The Archangel Drones
Page 20
Gabe sat for what seemed like hours, trying to filter the multitude of police voices discussing the scene, waiting for something to change. He’d actually nodded off in the control station’s chair when the tone of the scanner’s broadcasts changed. “I think he’s coming out,” an excited voice reported.
“Does he still have the weapon?” a different voice asked.
“Unclear.”
Bolting upright, Gabe’s eyes zeroed in on the G-1’s battery indicator, his foggy brain having no idea how long he’d been sleeping. A few quick mental calculations indicated the unit contained about 20 minutes of on-scene time before having to start for home.
It took a bit longer to reprogram the drone’s flight path, this being the first time he’d had to override an existing set of instructions remotely. Finally, the Gripen was airborne and moving the short distance toward the apartment complex.
The infrared cameras made the scene below crystal clear. A ring of man-shapes surrounded a three-story building, their outlines bulging with helmets, body armor, and chests swollen by pouches. It was easy for Gabe to pick out the SWAT team, their AR15-style battle rifles glowing with a unique heat signature.
With a delicate touch on the controls, he managed an angle on the apartment’s door. Again, it was easy to zoom in on the right threshold, two heavily equipped officers bracketing the opening and clearly on high alert. The image was crisp enough to see the exit splinters of two bullet holes on the door’s surface.
Using the Gripen’s parabolic microphones, Gabe could hear their negotiations with the holdout. “Come on, Benny,” one of the SWAT cops was saying through the door. “For the hundredth time, there’s no way out of that apartment but through this door. It’s getting late, dude. Everybody’s tired and getting itchy. Come on out, and let’s just call it a night.”
“Fuck you!” a muffled voice from inside yelled. “I ain’t tired, and I know the minute I come through that door one of you fuckers is going to plug my ass.”
“Nobody is going to shoot you, Benny. That shit only happens on TV. Put down the pistol; put your hands on your head, and come out.

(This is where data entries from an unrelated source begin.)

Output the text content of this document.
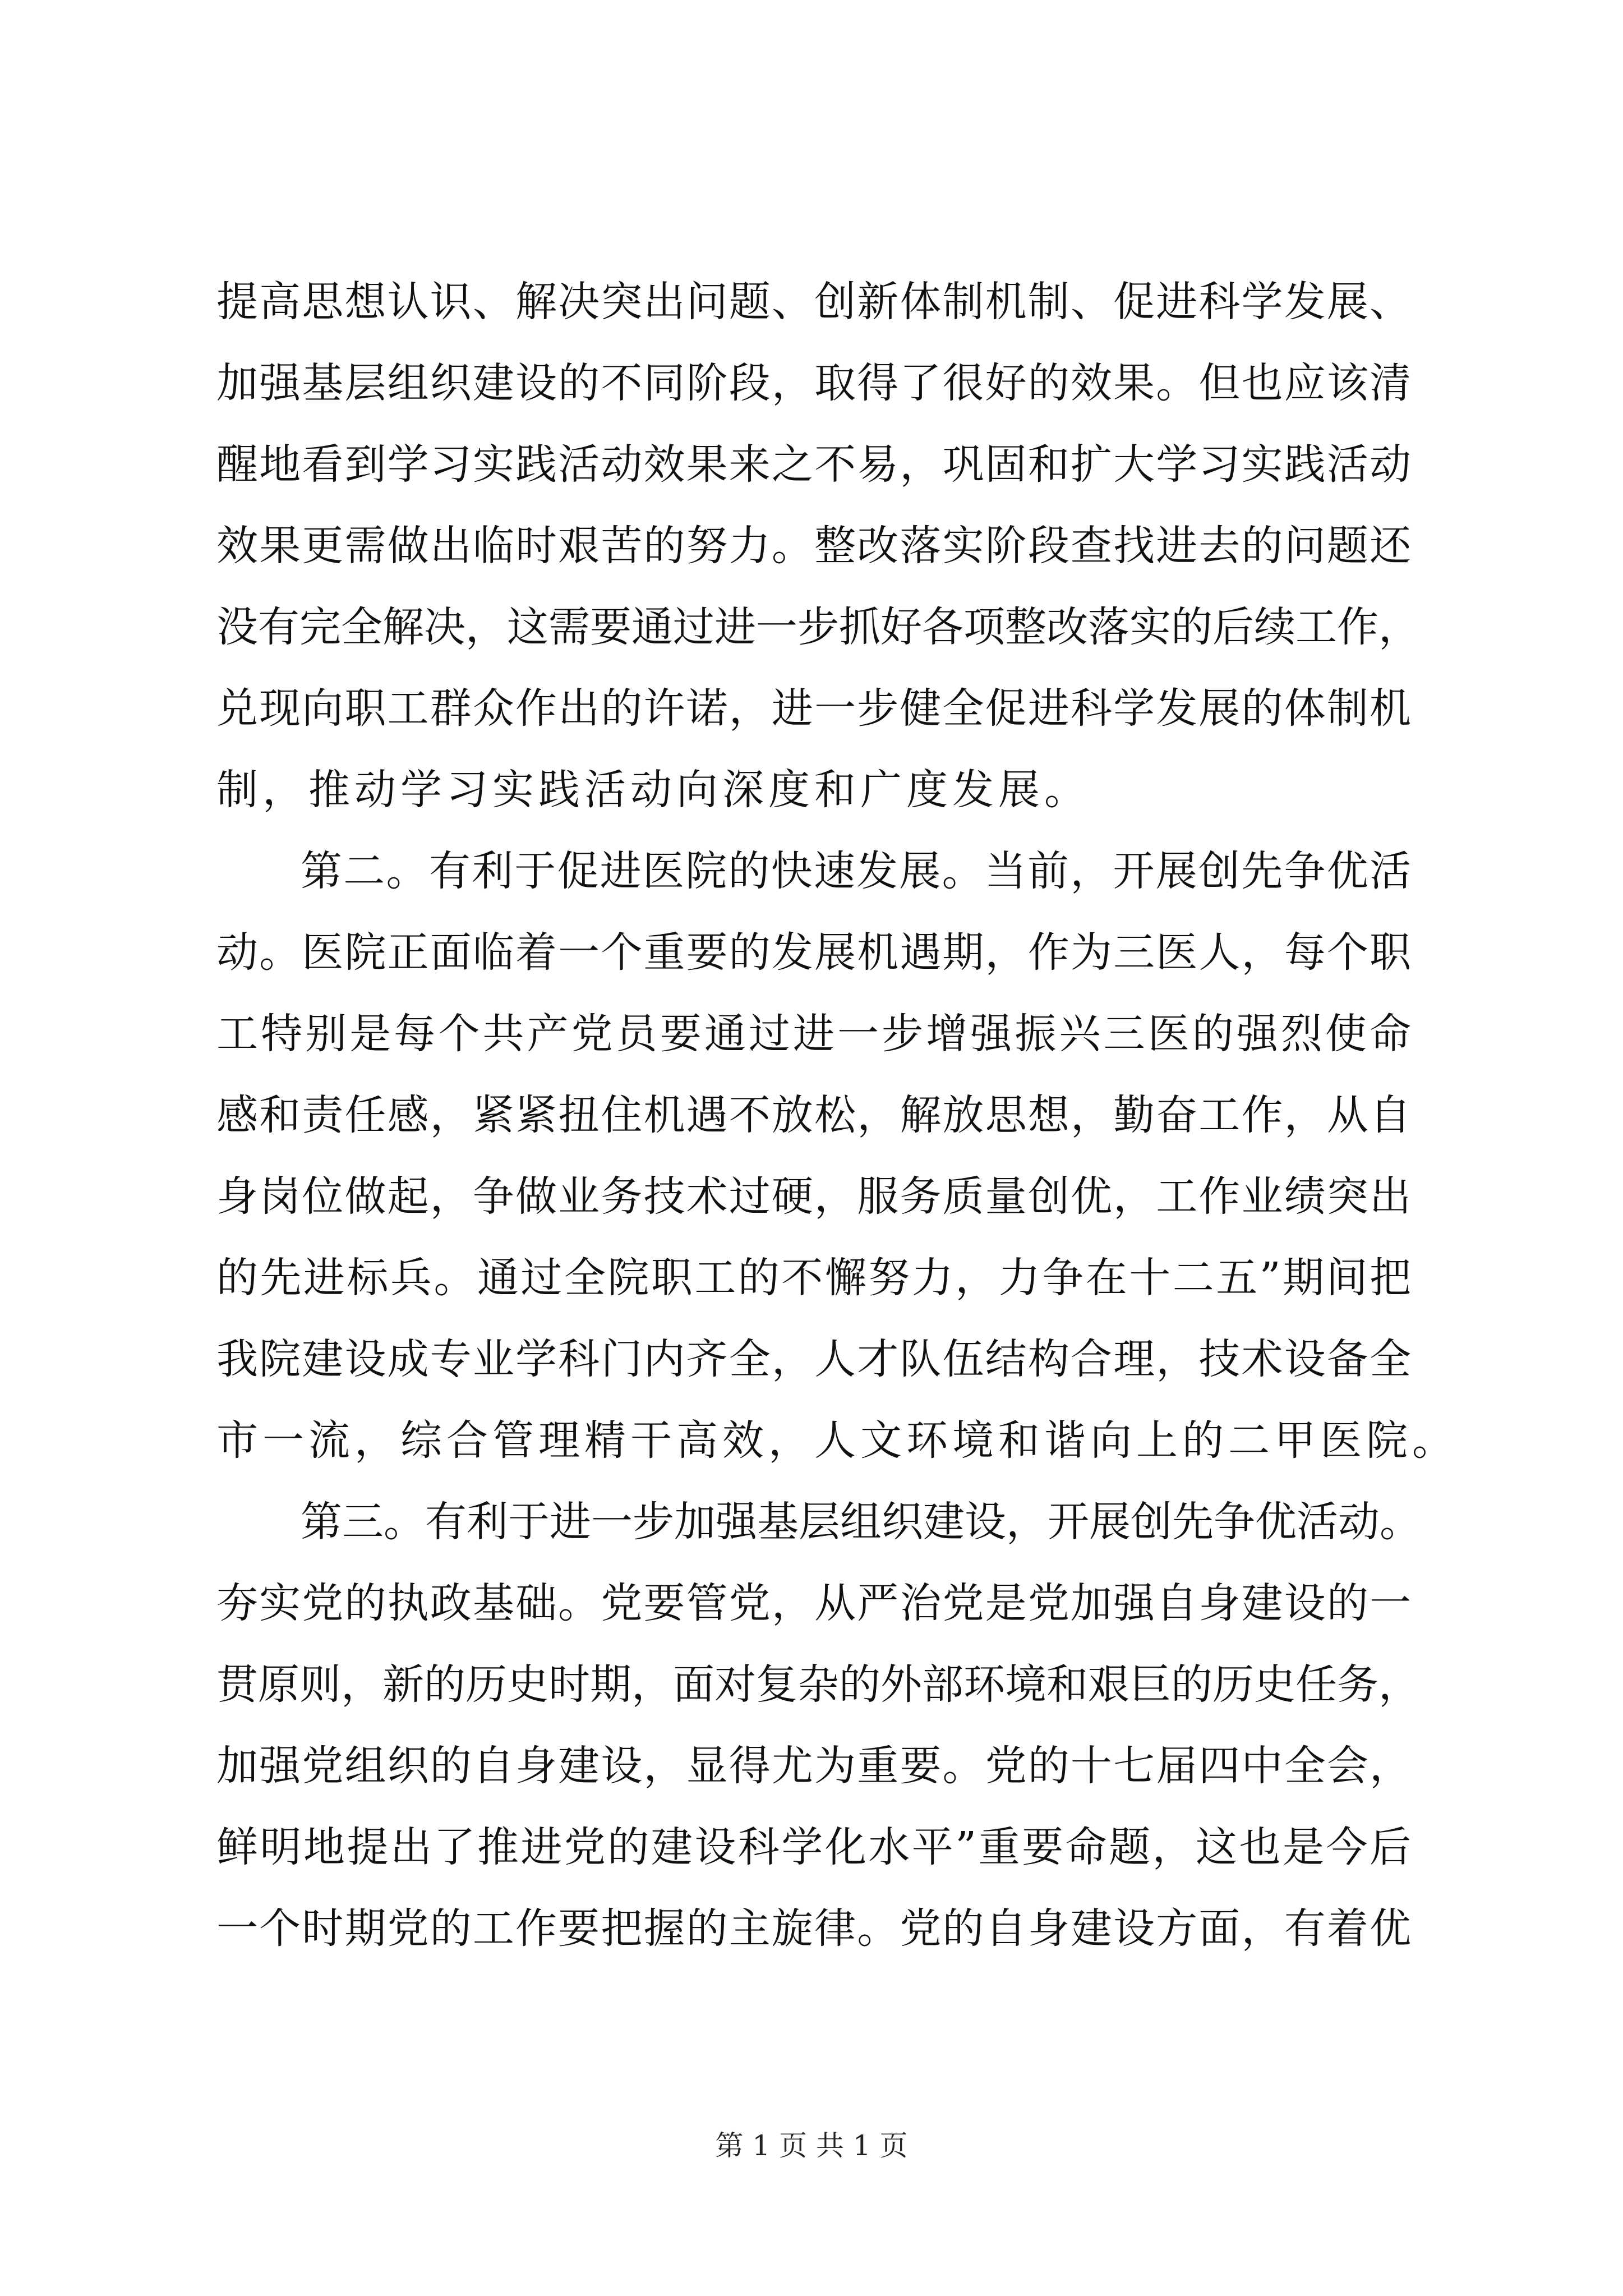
提高思想认识、解决突出问题、创新体制机制、促进科学发展、
加强基层组织建设的不同阶段，取得了很好的效果。但也应该清
醒地看到学习实践活动效果来之不易，巩固和扩大学习实践活动
效果更需做出临时艰苦的努力。整改落实阶段查找进去的问题还
没有完全解决，这需要通过进一步抓好各项整改落实的后续工作，
兑现向职工群众作出的许诺，进一步健全促进科学发展的体制机
制，推动学习实践活动向深度和广度发展。
第二。有利于促进医院的快速发展。当前，开展创先争优活
动。医院正面临着一个重要的发展机遇期，作为三医人，每个职
工特别是每个共产党员要通过进一步增强振兴三医的强烈使命
感和责任感，紧紧扭住机遇不放松，解放思想，勤奋工作，从自
身岗位做起，争做业务技术过硬，服务质量创优，工作业绩突出
的先进标兵。通过全院职工的不懈努力，力争在十二五”期间把
我院建设成专业学科门内齐全，人才队伍结构合理，技术设备全
市一流，综合管理精干高效，人文环境和谐向上的二甲医院。
第三。有利于进一步加强基层组织建设，开展创先争优活动。
夯实党的执政基础。党要管党，从严治党是党加强自身建设的一
贯原则，新的历史时期，面对复杂的外部环境和艰巨的历史任务，
加强党组织的自身建设，显得尤为重要。党的十七届四中全会，
鲜明地提出了推进党的建设科学化水平”重要命题，这也是今后
一个时期党的工作要把握的主旋律。党的自身建设方面，有着优
第 1 页 共 1 页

There are 15 damn television stations out here filming away. Ain’t nobody getting shot unless you get stupid.”
There was a pause, Benny obviously weighing his options. Again, his voice rang thick with defiance, “Bullshit! I know damn well what happens when you shoot at a cop.”
“Are we going to go through this again? You already told me you didn’t know they were cops. I heard you loud and clear. It’s okay…. Shit happens…. Accidents are a part of life. I give you my word, Benny. Come out the right way, and nobody’s going to get hurt. If the cops serving the warrant didn’t identify themselves like you say, then no harm, no foul. Convince the judge of that, and you’ll not be charged for the shooting.”
“I don’t believe you,” the voice from inside the apartment shouted. “I’m as good as dead anyway, so you’re going to have to bust through that door, and I’m taking as many of you bitches out as I can. I ain’t going to spend any more time behind bars…. No way, no how. So come on in, Gents, and let’s dance.”
Gabe watched as the SWAT negotiator bent his head to a shoulder-mounted radio. The video stream was like watching a badly translated movie, a slight delay between the officer’s movements and his lowered voice rumbling over the scanner. “He’s not going for it. Let’s take this up a notch. Bring up the breaching team.”
There was movement in the foreground, the rapid hustle and flash of more man-shapes. Before Gabe could zoom the camera back, the two officers bookending the apartment door were joined by several others, all of them hugging the outer wall of the structure.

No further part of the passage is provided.